Parrilla's map also included a few other notable features:

- Several structures erected by Copane, Karankawa, Malaguita, Manos de Perro, Pascanus, Patrine, and Piguique people are recorded on the northern barrier islands and southern Padre Island.
- Brazos Island and Mustang Island are reproduced accurately.
- The mouth of the Nuences River is not connected to Corpus Christi Bay.
- Baffin Bay and Galveston Island are completely absent.
- Matagorda Island is depicted as a peninsula to the west of San Antonio Bay.
- The Matagorda Peninsula is depicted as an island and called "Ysla de la Culebra."
- The Arroyo Colorado is called the "Arroyo de San Miguel."
- Galveston Bay is called "San Bernardo Bay." The bay would not be named for Bernardo de Gálvez until 1785
- Padre Island is called "Ysla de San Carlos de los Malaguitas", a variant on the name given to it by José Antonio de la Garza Falcón.
- Copano Bay is called "Bahía de Santo Domingo" and contains a small phantom island.
- San José Island is called "Ysla de Santo Domingo."
- Matagorda Bay is mislabelled as Bahía del Espíritu Santo.
- Trinity Bay is mislabelled as "San Antonio Bay."

===Later years===
Eleven years after he had initially been granted approval to return to Spain, Parrilla was again given permission to go home and claim his father's estate in December 1767, on the condition that he find a competent commander to take over for him in the meantime. It is unknown if he returned to Spain at this time. By 1769, he had been reassigned to San Antonio to prepare another campaign against the Native peoples, though whether or not he actually led any further actions is uncertain.
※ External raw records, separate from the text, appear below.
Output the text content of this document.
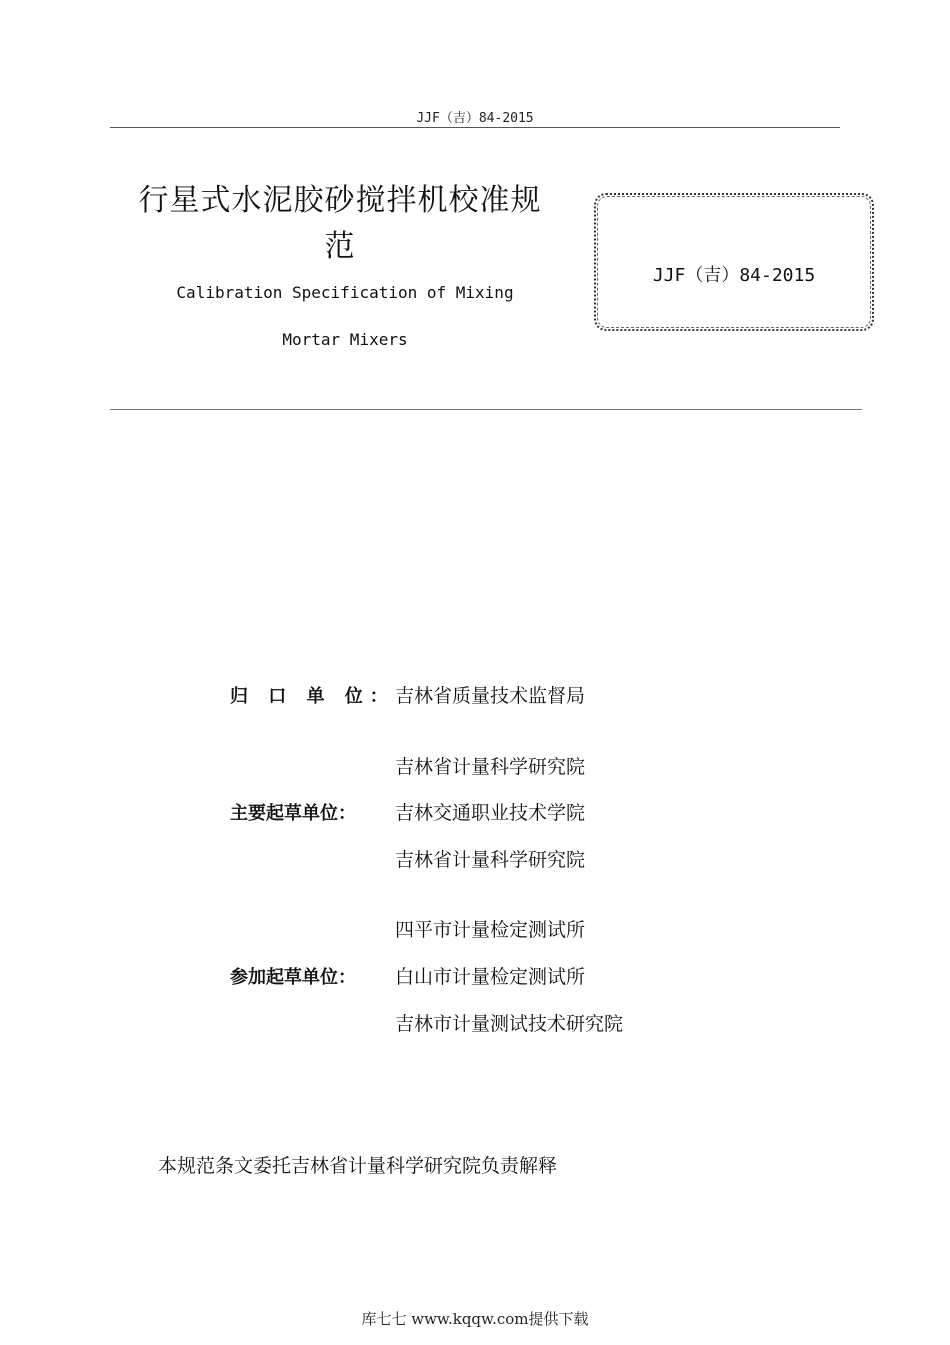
JJF（吉）84-2015
行星式水泥胶砂搅拌机校准规
范
Calibration Specification of Mixing
Mortar Mixers
JJF（吉）84-2015
归 口 单 位： 吉林省质量技术监督局
吉林省计量科学研究院
主要起草单位：	吉林交通职业技术学院
吉林省计量科学研究院
四平市计量检定测试所
参加起草单位：	白山市计量检定测试所
吉林市计量测试技术研究院
本规范条文委托吉林省计量科学研究院负责解释
库七七 www.kqqw.com提供下载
On 11 September 1774, Parrilla submitted a request to be reassigned to a post in Spain, asking for one "at the Plaza de Valencia or some other". On 1 October, Viceroy Antonio María de Bucareli was informed that Parrilla was being reassigned to Valencia. He had arrived in Madrid by 16 November, but unfortunately for Parrilla his time in the home country was short by his death in November 1775.